Noho Sound & Stereo has a younger vibe than the other high-end shops I've visited over the past few years. There's an energy to the place, which stems from the owners Alex Roy, Ron Kain, Chris Petranis and their desire to attract a younger clientele.
Noho Sound is reaching them through social media, and they regularly host live music concerts for 50 to 100 people in the store, in a nearby loft space and at the World of McIntosh townhouse in New York City.
Noho also has a relationship with Groupmuse, a platform that brings classical chamber music concerts into people's homes and businesses. Those Noho shows are attracting Julliard students, and the store also does jazz and rock concerts. There are also themed listening nights, with a wide range of recorded music.
By exposing people to great music right away, those potential customers are then encouraged to listen to these new favorite songs on Noho Sound's systems. Hearing and feeling their music in a different, more meaningful way changes people. Not everyone of course, but some get it, and they come away knowing great sound changes the way they feel about music. That's what brick and mortar audio stores offer that you can't get online.

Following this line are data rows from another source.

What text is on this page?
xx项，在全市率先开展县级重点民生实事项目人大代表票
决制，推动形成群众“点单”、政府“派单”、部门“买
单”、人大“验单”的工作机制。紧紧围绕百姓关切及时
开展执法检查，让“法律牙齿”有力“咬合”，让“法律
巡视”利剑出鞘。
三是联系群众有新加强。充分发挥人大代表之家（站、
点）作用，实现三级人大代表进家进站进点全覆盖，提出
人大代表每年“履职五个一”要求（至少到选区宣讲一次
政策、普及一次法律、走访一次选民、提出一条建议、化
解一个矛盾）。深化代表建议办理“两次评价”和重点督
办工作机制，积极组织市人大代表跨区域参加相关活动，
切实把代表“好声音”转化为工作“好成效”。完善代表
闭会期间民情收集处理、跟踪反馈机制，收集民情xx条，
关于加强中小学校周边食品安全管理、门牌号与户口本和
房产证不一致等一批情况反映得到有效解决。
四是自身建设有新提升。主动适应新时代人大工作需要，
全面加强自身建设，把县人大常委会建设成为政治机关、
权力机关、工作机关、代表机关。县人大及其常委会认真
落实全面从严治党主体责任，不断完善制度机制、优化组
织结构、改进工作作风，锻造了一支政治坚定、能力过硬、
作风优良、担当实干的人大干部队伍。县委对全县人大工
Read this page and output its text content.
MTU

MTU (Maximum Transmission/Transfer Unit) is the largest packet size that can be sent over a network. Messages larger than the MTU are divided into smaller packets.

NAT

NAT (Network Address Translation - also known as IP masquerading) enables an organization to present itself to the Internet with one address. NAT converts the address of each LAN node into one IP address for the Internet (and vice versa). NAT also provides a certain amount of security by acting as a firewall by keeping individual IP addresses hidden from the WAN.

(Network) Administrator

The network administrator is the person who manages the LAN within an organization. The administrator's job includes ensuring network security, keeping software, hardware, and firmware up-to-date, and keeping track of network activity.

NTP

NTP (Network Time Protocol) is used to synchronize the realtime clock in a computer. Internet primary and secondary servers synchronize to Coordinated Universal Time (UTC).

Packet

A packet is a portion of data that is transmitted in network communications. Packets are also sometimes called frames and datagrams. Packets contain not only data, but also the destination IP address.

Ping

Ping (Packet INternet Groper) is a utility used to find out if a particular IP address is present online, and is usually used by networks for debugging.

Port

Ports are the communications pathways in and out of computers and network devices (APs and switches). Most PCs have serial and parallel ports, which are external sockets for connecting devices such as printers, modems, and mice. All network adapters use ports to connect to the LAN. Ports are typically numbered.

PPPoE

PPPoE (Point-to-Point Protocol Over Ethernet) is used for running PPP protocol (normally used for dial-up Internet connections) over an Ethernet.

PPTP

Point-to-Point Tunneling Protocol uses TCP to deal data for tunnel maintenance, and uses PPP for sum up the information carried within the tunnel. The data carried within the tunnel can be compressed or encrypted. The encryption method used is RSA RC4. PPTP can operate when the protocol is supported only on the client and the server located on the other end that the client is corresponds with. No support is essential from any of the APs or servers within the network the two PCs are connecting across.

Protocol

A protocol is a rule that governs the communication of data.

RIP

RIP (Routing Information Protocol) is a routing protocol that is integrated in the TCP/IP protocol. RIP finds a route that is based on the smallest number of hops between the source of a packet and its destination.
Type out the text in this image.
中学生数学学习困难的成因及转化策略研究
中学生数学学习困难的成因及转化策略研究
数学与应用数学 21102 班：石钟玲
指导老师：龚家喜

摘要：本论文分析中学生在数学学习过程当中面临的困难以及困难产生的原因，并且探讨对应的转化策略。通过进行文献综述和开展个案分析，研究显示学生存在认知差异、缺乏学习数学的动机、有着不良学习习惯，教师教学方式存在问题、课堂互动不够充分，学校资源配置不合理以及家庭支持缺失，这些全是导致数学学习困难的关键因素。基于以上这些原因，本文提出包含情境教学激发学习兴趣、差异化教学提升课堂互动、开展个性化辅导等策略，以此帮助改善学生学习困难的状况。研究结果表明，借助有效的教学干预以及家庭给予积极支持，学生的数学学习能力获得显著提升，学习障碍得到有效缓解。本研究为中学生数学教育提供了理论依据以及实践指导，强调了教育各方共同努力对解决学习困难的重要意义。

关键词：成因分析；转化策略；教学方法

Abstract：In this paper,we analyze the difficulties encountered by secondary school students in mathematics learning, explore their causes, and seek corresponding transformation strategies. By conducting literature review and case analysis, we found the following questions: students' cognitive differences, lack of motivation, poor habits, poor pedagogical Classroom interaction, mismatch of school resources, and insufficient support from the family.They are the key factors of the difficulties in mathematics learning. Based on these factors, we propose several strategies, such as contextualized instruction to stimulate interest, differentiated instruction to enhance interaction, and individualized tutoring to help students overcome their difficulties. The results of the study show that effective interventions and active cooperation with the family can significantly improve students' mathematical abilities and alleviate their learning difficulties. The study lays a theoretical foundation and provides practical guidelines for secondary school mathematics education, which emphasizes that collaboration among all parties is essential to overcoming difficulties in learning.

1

Noho Sound also seems to be attracting a lot more women, who in my experience often feel ignored at other high-end shops. That's wonderful news right there.
Noho Sound's selection of high-end brands range from Audio Research, Aurender, DeVore Fidelity, Focal, McIntosh Labs, Musical Fidelity, Naim, Sonus Faber, Sonos, and U-Turn Audio to name a few. There's lots of expensive gear, but complete system prices start around $1,300. Bottom line: Buying and owning an audio system should be fun, and that's what Noho Sound is all about.
The store operates on an appointment-only basis.